Detroit mayor presents budget with eye on easing oversight

By Serena Maria Daniels

DETROIT (Reuters) – Detroit Mayor Mike Duggan presented a fiscal 2016 budget on Tuesday to the city council, warning that any changes in the spending plan would need approval from the post-bankruptcy city’s oversight board.

Detroit exited its 17-month bankruptcy in December. A financial review commission, created under Michigan law, maintains control over Detroit’s spending until the city pays its bills and balances its budget for three straight years.

“Everything that we do is focused on how fast we can return self-determination to the city of Detroit,” Duggan told the council, saying the earliest that could happen is 2018.

The mayor said while he had little input in the upcoming budget, he was committed to making sure it is balanced. The fiscal 2015 and 2016 budgets were prepared by the city’s former state-appointed emergency manager, Kevyn Orr.
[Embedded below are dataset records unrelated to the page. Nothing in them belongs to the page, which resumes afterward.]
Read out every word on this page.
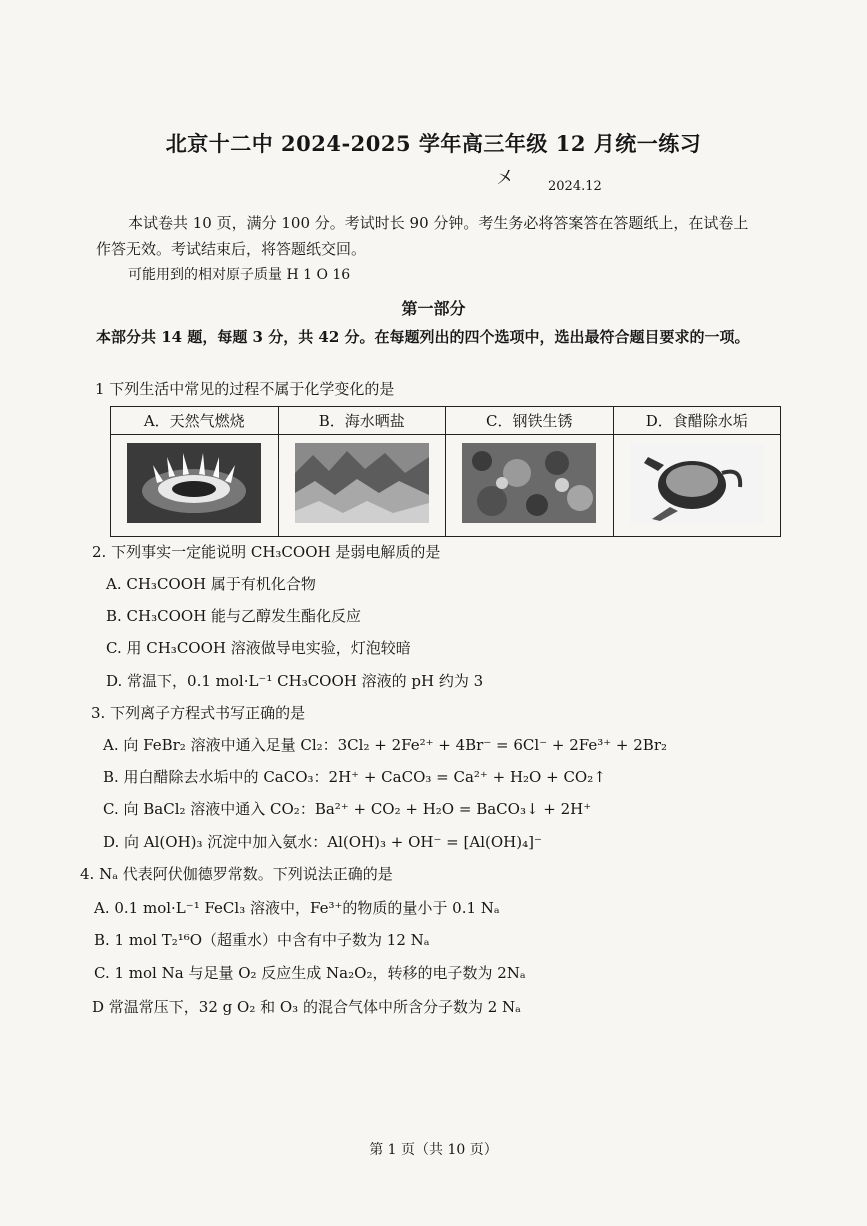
北京十二中 2024-2025 学年高三年级 12 月统一练习
㐅	2024.12
本试卷共 10 页，满分 100 分。考试时长 90 分钟。考生务必将答案答在答题纸上，在试卷上
作答无效。考试结束后，将答题纸交回。
可能用到的相对原子质量 H 1 O 16
第一部分
本部分共 14 题，每题 3 分，共 42 分。在每题列出的四个选项中，选出最符合题目要求的一项。
1 下列生活中常见的过程不属于化学变化的是
A．天然气燃烧	B．海水晒盐	C．钢铁生锈	D．食醋除水垢

2. 下列事实一定能说明 CH₃COOH 是弱电解质的是
A. CH₃COOH 属于有机化合物
B. CH₃COOH 能与乙醇发生酯化反应
C. 用 CH₃COOH 溶液做导电实验，灯泡较暗
D. 常温下，0.1 mol·L⁻¹ CH₃COOH 溶液的 pH 约为 3
3. 下列离子方程式书写正确的是
A. 向 FeBr₂ 溶液中通入足量 Cl₂：3Cl₂ + 2Fe²⁺ + 4Br⁻ = 6Cl⁻ + 2Fe³⁺ + 2Br₂
B. 用白醋除去水垢中的 CaCO₃：2H⁺ + CaCO₃ = Ca²⁺ + H₂O + CO₂↑
C. 向 BaCl₂ 溶液中通入 CO₂：Ba²⁺ + CO₂ + H₂O = BaCO₃↓ + 2H⁺
D. 向 Al(OH)₃ 沉淀中加入氨水：Al(OH)₃ + OH⁻ = [Al(OH)₄]⁻
4. Nₐ 代表阿伏伽德罗常数。下列说法正确的是
A. 0.1 mol·L⁻¹ FeCl₃ 溶液中，Fe³⁺的物质的量小于 0.1 Nₐ
B. 1 mol T₂¹⁶O（超重水）中含有中子数为 12 Nₐ
C. 1 mol Na 与足量 O₂ 反应生成 Na₂O₂，转移的电子数为 2Nₐ
D 常温常压下，32 g O₂ 和 O₃ 的混合气体中所含分子数为 2 Nₐ
第 1 页（共 10 页）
Those budgets were based on assumptions in the city’s debt adjustment plan, which won federal bankruptcy court approval last year.

The plan allowed Detroit to shed about $7 billion of its $18 billion of debt and obligations and exit the biggest-ever U.S. municipal bankruptcy 2-1/2 months ago.
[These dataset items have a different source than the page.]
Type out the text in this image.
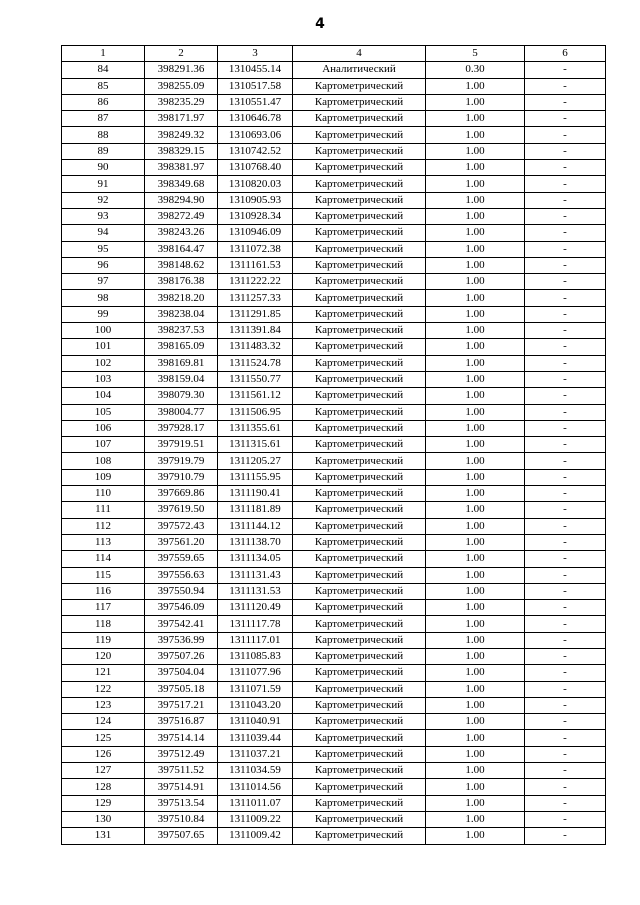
4
1	2	3	4	5	6
84	398291.36	1310455.14	Аналитический	0.30	-
85	398255.09	1310517.58	Картометрический	1.00	-
86	398235.29	1310551.47	Картометрический	1.00	-
87	398171.97	1310646.78	Картометрический	1.00	-
88	398249.32	1310693.06	Картометрический	1.00	-
89	398329.15	1310742.52	Картометрический	1.00	-
90	398381.97	1310768.40	Картометрический	1.00	-
91	398349.68	1310820.03	Картометрический	1.00	-
92	398294.90	1310905.93	Картометрический	1.00	-
93	398272.49	1310928.34	Картометрический	1.00	-
94	398243.26	1310946.09	Картометрический	1.00	-
95	398164.47	1311072.38	Картометрический	1.00	-
96	398148.62	1311161.53	Картометрический	1.00	-
97	398176.38	1311222.22	Картометрический	1.00	-
98	398218.20	1311257.33	Картометрический	1.00	-
99	398238.04	1311291.85	Картометрический	1.00	-
100	398237.53	1311391.84	Картометрический	1.00	-
101	398165.09	1311483.32	Картометрический	1.00	-
102	398169.81	1311524.78	Картометрический	1.00	-
103	398159.04	1311550.77	Картометрический	1.00	-
104	398079.30	1311561.12	Картометрический	1.00	-
105	398004.77	1311506.95	Картометрический	1.00	-
106	397928.17	1311355.61	Картометрический	1.00	-
107	397919.51	1311315.61	Картометрический	1.00	-
108	397919.79	1311205.27	Картометрический	1.00	-
109	397910.79	1311155.95	Картометрический	1.00	-
110	397669.86	1311190.41	Картометрический	1.00	-
111	397619.50	1311181.89	Картометрический	1.00	-
112	397572.43	1311144.12	Картометрический	1.00	-
113	397561.20	1311138.70	Картометрический	1.00	-
114	397559.65	1311134.05	Картометрический	1.00	-
115	397556.63	1311131.43	Картометрический	1.00	-
116	397550.94	1311131.53	Картометрический	1.00	-
117	397546.09	1311120.49	Картометрический	1.00	-
118	397542.41	1311117.78	Картометрический	1.00	-
119	397536.99	1311117.01	Картометрический	1.00	-
120	397507.26	1311085.83	Картометрический	1.00	-
121	397504.04	1311077.96	Картометрический	1.00	-
122	397505.18	1311071.59	Картометрический	1.00	-
123	397517.21	1311043.20	Картометрический	1.00	-
124	397516.87	1311040.91	Картометрический	1.00	-
125	397514.14	1311039.44	Картометрический	1.00	-
126	397512.49	1311037.21	Картометрический	1.00	-
127	397511.52	1311034.59	Картометрический	1.00	-
128	397514.91	1311014.56	Картометрический	1.00	-
129	397513.54	1311011.07	Картометрический	1.00	-
130	397510.84	1311009.22	Картометрический	1.00	-
131	397507.65	1311009.42	Картометрический	1.00	-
Duggan said he was “quite confident” the fiscal 2015 budget will be balanced. A preliminary forecast the city gave the review commission on Monday showed a balance of nearly $150 million when the fiscal year ends on June 30.

Property taxes for the current budget are slightly higher than expected, while plans are in the works to beef up collection of city income taxes. Still, Duggan emphasized that the city must remain conservative in its projections for the next budget.

“What we can’t do is send budget amendments to the financial review commission assuming those positive developments are going to occur,” he said.

The all-funds budget for the fiscal year that begins July 1 totals $2.8 billion and includes $1.07 billion for operations. That is down from the $1.35 billion operating budget of fiscal 2015, due in part to the reduction in bankruptcy costs, according to a financial plan given to the city council.

Hearings will be held on the budget ahead of the city council’s vote in March on the spending plan. The plan will be then be sent to the review commission.